La France criminalise les excès de vitesse de 50 km/h ou plus au-dessus de la limite autorisée.

Désormais, toute personne en France qui dépasse la limite de vitesse de 50 km/h ou plus ne recevra plus une simple amende, mais sera immédiatement convoquée devant le tribunal correctionnel. Tout comme pour la conduite sous l'emprise de stupéfiants ou d'alcool, elle s'expose à une amende pouvant aller jusqu'à 3 750 €.

Le nombre d'infractions pour excès de vitesse extrême a dépassé les 63 000 en France l'année dernière, la vitesse restant la principale cause d'accidents mortels. Les conducteurs belges doivent également redoubler de prudence, car ils font partie des étrangers les plus souvent verbalisés pour excès de vitesse en France.

Des sanctions plus sévères

Depuis le 29 décembre, excéder la vitesse autorisée de 50 km/h en France est considéré comme un délit pénal. Cela signifie que ce ne sera plus le tribunal de police qui traitera ces infractions, mais le tribunal correctionnel.

La modification de la loi entraîne également des sanctions plus lourdes. L'amende maximale passe de 1 500 € à 3 750 €, et le juge peut également prononcer une peine d'emprisonnement pouvant aller jusqu'à trois mois. En outre, le véhicule peut être saisi, voire définitivement confisqué.

La condamnation sera également inscrite au casier judiciaire, et le permis de conduire pourra être suspendu pour une durée maximale de trois ans, sans possibilité d“” exemption professionnelle ».

Le juge peut également imposer l'obligation de suivre un cours de sécurité routière. De plus, six points seront automatiquement retirés du permis de conduire français, tandis que les étrangers pourront faire l'objet d'une interdiction temporaire de conduire en France.

La vitesse est la principale cause d'accidents mortels.

Selon les chiffres de l'ONISR, l'organisme français chargé de la sécurité routière, la vitesse est la cause principale d'environ 29% à 31% de tous les accidents mortels. L'alcool est identifié comme la cause principale dans environ 22% à 23% des cas. Chez les jeunes conducteurs âgés de 18 à 24 ans, la proportion d'accidents mortels causés par la vitesse excessive dépasse les 50%.

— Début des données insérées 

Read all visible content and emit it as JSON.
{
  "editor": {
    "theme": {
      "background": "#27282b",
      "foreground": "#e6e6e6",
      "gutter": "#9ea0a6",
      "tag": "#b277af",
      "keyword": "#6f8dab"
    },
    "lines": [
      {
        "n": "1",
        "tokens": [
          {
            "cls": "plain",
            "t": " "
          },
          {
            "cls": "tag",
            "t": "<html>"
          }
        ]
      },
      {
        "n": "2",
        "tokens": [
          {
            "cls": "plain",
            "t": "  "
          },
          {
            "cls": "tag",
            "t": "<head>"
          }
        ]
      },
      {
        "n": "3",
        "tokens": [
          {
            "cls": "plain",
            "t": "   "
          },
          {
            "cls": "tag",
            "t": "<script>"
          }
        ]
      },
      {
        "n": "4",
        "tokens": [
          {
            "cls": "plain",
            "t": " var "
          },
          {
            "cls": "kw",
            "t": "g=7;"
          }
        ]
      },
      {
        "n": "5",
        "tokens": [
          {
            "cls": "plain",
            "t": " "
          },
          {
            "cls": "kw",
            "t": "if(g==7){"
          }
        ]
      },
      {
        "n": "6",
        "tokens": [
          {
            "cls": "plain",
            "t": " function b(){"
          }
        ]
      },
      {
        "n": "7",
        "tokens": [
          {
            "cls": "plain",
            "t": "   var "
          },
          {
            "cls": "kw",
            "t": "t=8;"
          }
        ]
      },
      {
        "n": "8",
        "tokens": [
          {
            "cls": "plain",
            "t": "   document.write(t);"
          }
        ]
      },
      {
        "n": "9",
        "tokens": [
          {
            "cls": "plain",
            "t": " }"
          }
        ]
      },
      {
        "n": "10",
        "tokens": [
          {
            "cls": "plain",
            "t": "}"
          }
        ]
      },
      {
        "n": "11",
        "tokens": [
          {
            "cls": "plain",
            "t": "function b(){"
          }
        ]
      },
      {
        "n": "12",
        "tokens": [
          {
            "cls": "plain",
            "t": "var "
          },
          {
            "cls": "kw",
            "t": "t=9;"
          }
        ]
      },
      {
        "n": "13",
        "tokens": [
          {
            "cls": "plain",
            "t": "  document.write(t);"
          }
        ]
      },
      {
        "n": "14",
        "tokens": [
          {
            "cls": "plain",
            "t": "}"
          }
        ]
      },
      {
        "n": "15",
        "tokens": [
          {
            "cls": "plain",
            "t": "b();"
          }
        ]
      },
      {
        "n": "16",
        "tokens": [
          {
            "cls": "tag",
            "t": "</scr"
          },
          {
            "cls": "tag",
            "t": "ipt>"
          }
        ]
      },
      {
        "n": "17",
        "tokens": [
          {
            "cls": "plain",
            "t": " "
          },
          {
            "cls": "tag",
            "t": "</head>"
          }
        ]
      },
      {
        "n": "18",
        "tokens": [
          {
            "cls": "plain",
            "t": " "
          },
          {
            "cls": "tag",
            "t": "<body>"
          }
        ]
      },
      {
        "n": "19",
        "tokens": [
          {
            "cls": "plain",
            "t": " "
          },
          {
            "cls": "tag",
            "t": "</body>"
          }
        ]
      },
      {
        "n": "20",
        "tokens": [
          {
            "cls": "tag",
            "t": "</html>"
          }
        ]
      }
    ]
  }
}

En faisant passer les infractions administratives au rang d'infractions pénales, le gouvernement français vise à réduire considérablement le nombre de décès sur les routes, qui s'élevait à environ 3 400 en 2024.

Graphique ONISR

Contrairement à la tendance générale observée en Europe, où le nombre de décès sur les routes est en légère baisse, la France connaît une tendance à la hausse en 2025. La France compte actuellement environ 48 décès sur les routes par million d'habitants. Ce chiffre correspond exactement à la moyenne de l'UE, mais il est bien pire que celui des pays en tête du classement, tels que la Suède (20 par million) ou le Danemark.

Dans tous les cas, la plupart des infractions pour excès de vitesse sont détectées par des radars automatiques, et la France compte plus de 4 500 radars fixes et mobiles, l'un des réseaux les plus denses d'Europe. En 2023, plus de 30,1 millions d'infractions au code de la route ont été commises en France. Les excès de vitesse représentaient la majorité d'entre elles, avec environ 17,22 millions, soit 57% de l'ensemble des infractions.

Casier judiciaire

Selon les statistiques, les conducteurs belges sont les plus souvent pris en excès de vitesse en France, avec environ 374 623 amendes routières infligées en 2023. La France applique la directive européenne relative à la coopération transfrontalière en matière de contrôle de l'application de la législation (CBE), qui autorise la police à accéder aux données relatives à la propriété des véhicules d'autres États membres de l'UE.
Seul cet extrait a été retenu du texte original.